In re Adoption of MRD and TMD: Twin Exceptions fail to authorize adoption of Twins
A Father leaves a Mother shortly before she learns she’s pregnant. With almost no exception, the Father has no contact with his Twin Children for the next eight years until he gets married and suddenly files for custody. The Mother, who has raised the Twins with their maternal Grandfather, wants to terminate the Father’s rights to the Twins to avoid a custody battle, and so Grandfather agrees to “Adopt” the children with her.
But the Adoption Statute isn’t designed to help avoid a Custody fight; it’s designed to allow a child to “bond” the new family unit, and so the moving parent must agree to terminate her own parental rights to the child to terminate the other parent’s rights, unless one of two exceptions is met: 1) where a parent’s new spouse is the adopting party; or 2) for “cause shown,” an exception that turns out to be every bit as pointless as it sounds.
The “cause” exception apparently arises from In re Adoption of R.B.F., 569 Pa. 269 (2002), a case about same-sex, long-term committed couples where the parent wished for a partner to adopt under the spousal exception noted above, but couldn’t because same-sex marriage was then illegal. As Justice Baer points out in his exceptional concurrence, the ongoing vitality of such an “exception” is dubious.
Justice Todd writes for the Court, applauding the Grandfather’s “stepping up” to raise, discipline, provide for and love the Twins, but insists that the “relinquishment” requirement under the Adoption Statute can only be relieved when the adopting party is the parent’s spouse, or for “cause shown.”

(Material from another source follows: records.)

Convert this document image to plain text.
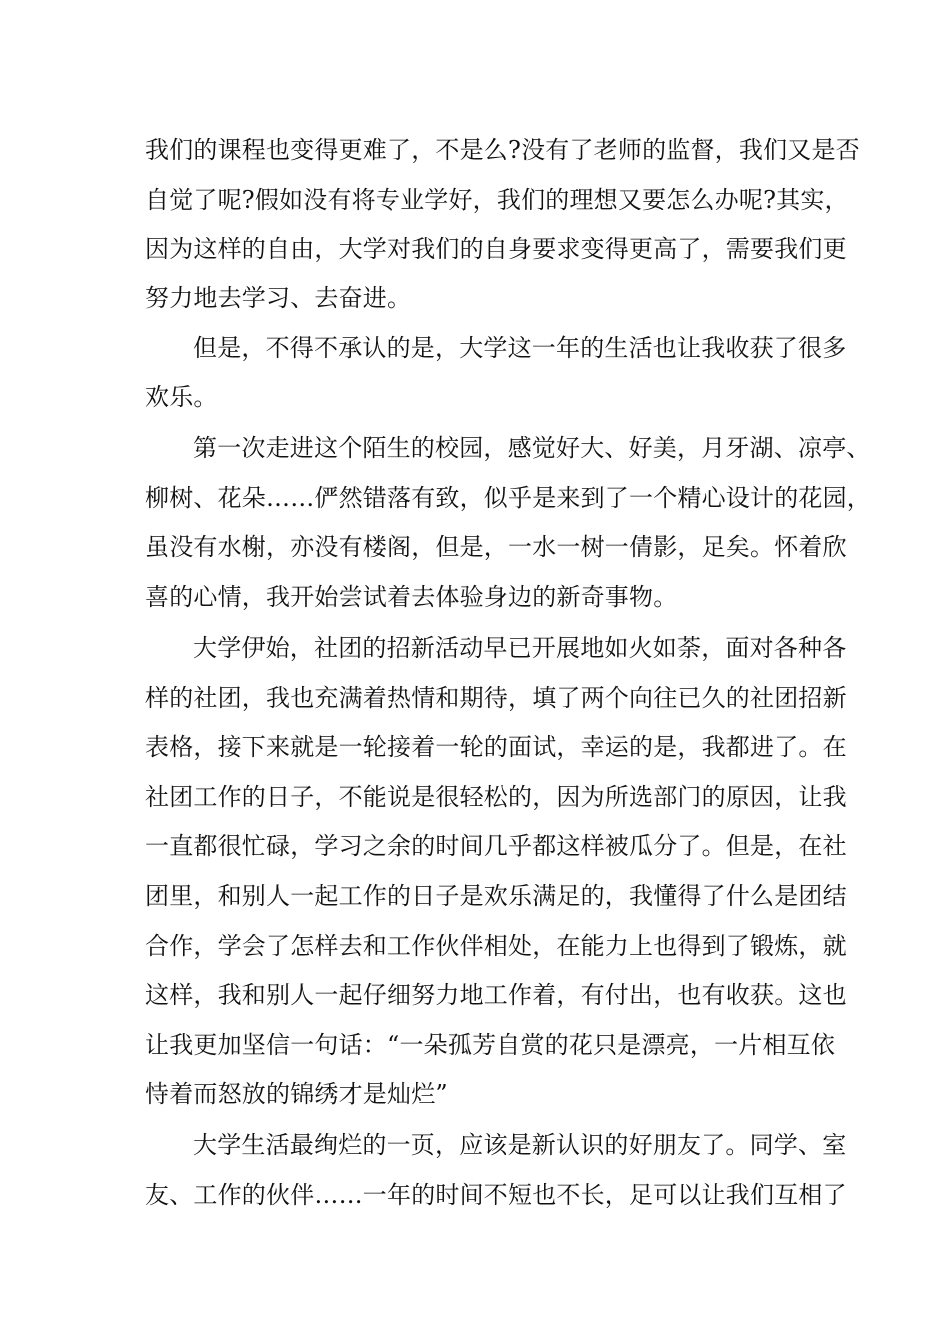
我们的课程也变得更难了，不是么?没有了老师的监督，我们又是否
自觉了呢?假如没有将专业学好，我们的理想又要怎么办呢?其实，
因为这样的自由，大学对我们的自身要求变得更高了，需要我们更
努力地去学习、去奋进。
但是，不得不承认的是，大学这一年的生活也让我收获了很多
欢乐。
第一次走进这个陌生的校园，感觉好大、好美，月牙湖、凉亭、
柳树、花朵……俨然错落有致，似乎是来到了一个精心设计的花园，
虽没有水榭，亦没有楼阁，但是，一水一树一倩影，足矣。怀着欣
喜的心情，我开始尝试着去体验身边的新奇事物。
大学伊始，社团的招新活动早已开展地如火如荼，面对各种各
样的社团，我也充满着热情和期待，填了两个向往已久的社团招新
表格，接下来就是一轮接着一轮的面试，幸运的是，我都进了。在
社团工作的日子，不能说是很轻松的，因为所选部门的原因，让我
一直都很忙碌，学习之余的时间几乎都这样被瓜分了。但是，在社
团里，和别人一起工作的日子是欢乐满足的，我懂得了什么是团结
合作，学会了怎样去和工作伙伴相处，在能力上也得到了锻炼，就
这样，我和别人一起仔细努力地工作着，有付出，也有收获。这也
让我更加坚信一句话：“一朵孤芳自赏的花只是漂亮，一片相互依
恃着而怒放的锦绣才是灿烂”
大学生活最绚烂的一页，应该是新认识的好朋友了。同学、室
友、工作的伙伴……一年的时间不短也不长，足可以让我们互相了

“With great admiration for my distinguished colleagues, I am constrained to disagree.” Justice Baer’s typically respectful concurrence agrees in judgment, but “To me, this case is straight-forward.” The Grandfather is not the Mother’s spouse (indeed, he cannot be under Pennsylvania law), and thus, the only valid exception does not qualify. The legislature’s chosen public policy is that children are better off with two parents, that the permanency of marriage is harder to get out of than mere partnership, and that terminating the rights of an absent parent may have unintended consequences, such as cutting of a child’s future ability to inherit through that parent.
Justice Todd takes the unusual step of writing a special concurrence with her own opinion so that, “unconstrained by majority authorship,” she can call on the legislature to provide more latitude for non-traditional family relationships. “[I]n today’s society . . . there are situations where, in my view, it is unfair to require a single parent to have a spouse or partner as a prerequisite to seeking the termination of the rights of the child’s other legal, but absent, parent.”
Justice Wecht offers his view that petitions for termination of parental rights “are not to be used as weapons in child custody litigation, and that our courts must rebuff such attempts” to use “extreme and last-ditch” measures to resolve custody disputes. Justice Wecht closes his opinion with the sharpness one is accustomed to expect from custody disputes, speculating that the trial judge’s ruling in this case “create[d] a potpourri of remedies” for the Mother, and arguing that “it is critically important that our judges not make bad situations worse by allowing often-angry parents to turn custody disputes into orphan factories.”